6 reasons behind China Construction Bank's overweight stock rating
Find out why Barclays prefers CCB.
Barclays upgraded CCB to an Overweight rating from Equal Weight, and lifted its 12-month price target to HK$7.47 from HK$7.04, based on the updated three-stage dividend discount model.
"We raise our profit forecasts for 2012 and 2013 mainly due to our higher NIM and lower credit cost assumptions."
Here are Barclays' 6 reasons for upgrading CCB to Overweight:
The stock is one of the laggards in this round of the sector rally, having only gained 26% since 5 September, compared to the more than 40% sector average gain. We believe CCB is a defensive stock, with a high dividend yield of 5.7% in 2013E.
CCB has a strong profit growth track record, and we believe the bank will likely deliver a reasonable set of results in the upcoming full-year 2012 results season.

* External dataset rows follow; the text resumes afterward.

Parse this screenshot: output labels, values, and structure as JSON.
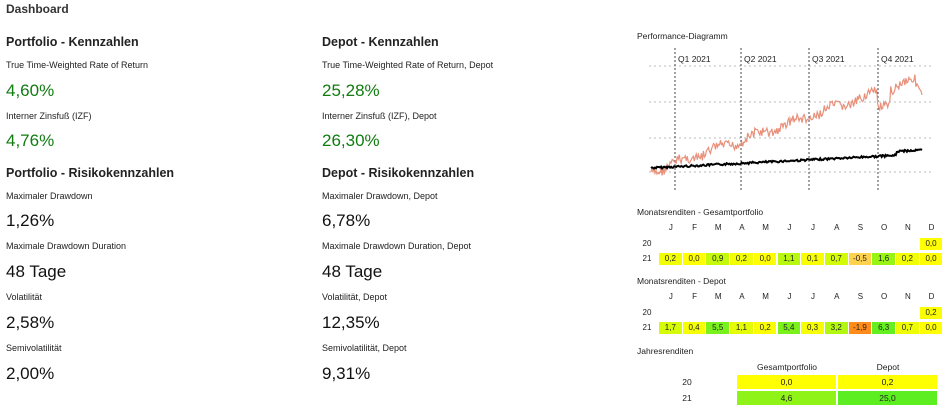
{
  "page_title": "Dashboard",
  "portfolio_kpi": {
    "heading": "Portfolio - Kennzahlen",
    "twrr_label": "True Time-Weighted Rate of Return",
    "twrr_value": "4,60%",
    "izf_label": "Interner Zinsfuß (IZF)",
    "izf_value": "4,76%"
  },
  "depot_kpi": {
    "heading": "Depot - Kennzahlen",
    "twrr_label": "True Time-Weighted Rate of Return, Depot",
    "twrr_value": "25,28%",
    "izf_label": "Interner Zinsfuß (IZF), Depot",
    "izf_value": "26,30%"
  },
  "portfolio_risk": {
    "heading": "Portfolio - Risikokennzahlen",
    "mdd_label": "Maximaler Drawdown",
    "mdd_value": "1,26%",
    "mddd_label": "Maximale Drawdown Duration",
    "mddd_value": "48 Tage",
    "vol_label": "Volatilität",
    "vol_value": "2,58%",
    "semivol_label": "Semivolatilität",
    "semivol_value": "2,00%"
  },
  "depot_risk": {
    "heading": "Depot - Risikokennzahlen",
    "mdd_label": "Maximaler Drawdown, Depot",
    "mdd_value": "6,78%",
    "mddd_label": "Maximale Drawdown Duration, Depot",
    "mddd_value": "48 Tage",
    "vol_label": "Volatilität, Depot",
    "vol_value": "12,35%",
    "semivol_label": "Semivolatilität, Depot",
    "semivol_value": "9,31%"
  },
  "performance_chart": {
    "title": "Performance-Diagramm",
    "quarters": [
      "Q1 2021",
      "Q2 2021",
      "Q3 2021",
      "Q4 2021"
    ],
    "series_colors": {
      "depot": "#e8907a",
      "portfolio": "#000000"
    }
  },
  "months": [
    "J",
    "F",
    "M",
    "A",
    "M",
    "J",
    "J",
    "A",
    "S",
    "O",
    "N",
    "D"
  ],
  "monthly_portfolio": {
    "title": "Monatsrenditen - Gesamtportfolio",
    "rows": [
      {
        "year": "20",
        "values": [
          null,
          null,
          null,
          null,
          null,
          null,
          null,
          null,
          null,
          null,
          null,
          "0,0"
        ]
      },
      {
        "year": "21",
        "values": [
          "0,2",
          "0,0",
          "0,9",
          "0,2",
          "0,0",
          "1,1",
          "0,1",
          "0,7",
          "-0,5",
          "1,6",
          "0,2",
          "0,0"
        ]
      }
    ]
  },
  "monthly_depot": {
    "title": "Monatsrenditen - Depot",
    "rows": [
      {
        "year": "20",
        "values": [
          null,
          null,
          null,
          null,
          null,
          null,
          null,
          null,
          null,
          null,
          null,
          "0,2"
        ]
      },
      {
        "year": "21",
        "values": [
          "1,7",
          "0,4",
          "5,5",
          "1,1",
          "0,2",
          "5,4",
          "0,3",
          "3,2",
          "-1,9",
          "6,3",
          "0,7",
          "0,0"
        ]
      }
    ]
  },
  "yearly": {
    "title": "Jahresrenditen",
    "columns": [
      "Gesamtportfolio",
      "Depot"
    ],
    "rows": [
      {
        "year": "20",
        "values": [
          "0,0",
          "0,2"
        ]
      },
      {
        "year": "21",
        "values": [
          "4,6",
          "25,0"
        ]
      }
    ]
  }
}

We believe CCB will maintain its conservative growth strategy and sound deposit base (low 65% LDR at end-3Q12) and strong capital level (Tier 1 at 11.35% at end-3Q12), which should be sufficient to support its future growth.
The bank reported a NIM rebound in 2Q12 and 3Q12 (+8bps q/q and +10bps q/q), after a 14bps q/q drop in 1Q12, owing to lower interbank borrowings and long-duration high-cost deposits, especially negotiated deposits.
We believe CCB’s NIM will stabilise after 1Q13 compression (due to one-off mortgage book repricing on 1 Jan), and its full year NIM contraction in 2013 might be smaller than the market is expecting, thanks to the bank’s asset mix improvement.
CCB has prudent risk management; one example would be the bank’s slower than peers’ growth in its LGFV loans in 2009-2010.
The bank has an overseas expansion plan in the high-growth Asia Pacific region. For example, there was a recent news report (Global Banking News, Feb 22, 2013) that CCB was targeting to bid for Rabobank’s Indonesia unit.
We believe the overseas expansion plan will help CCB mitigate the long-term negative impact from China’s interest rate deregulation process.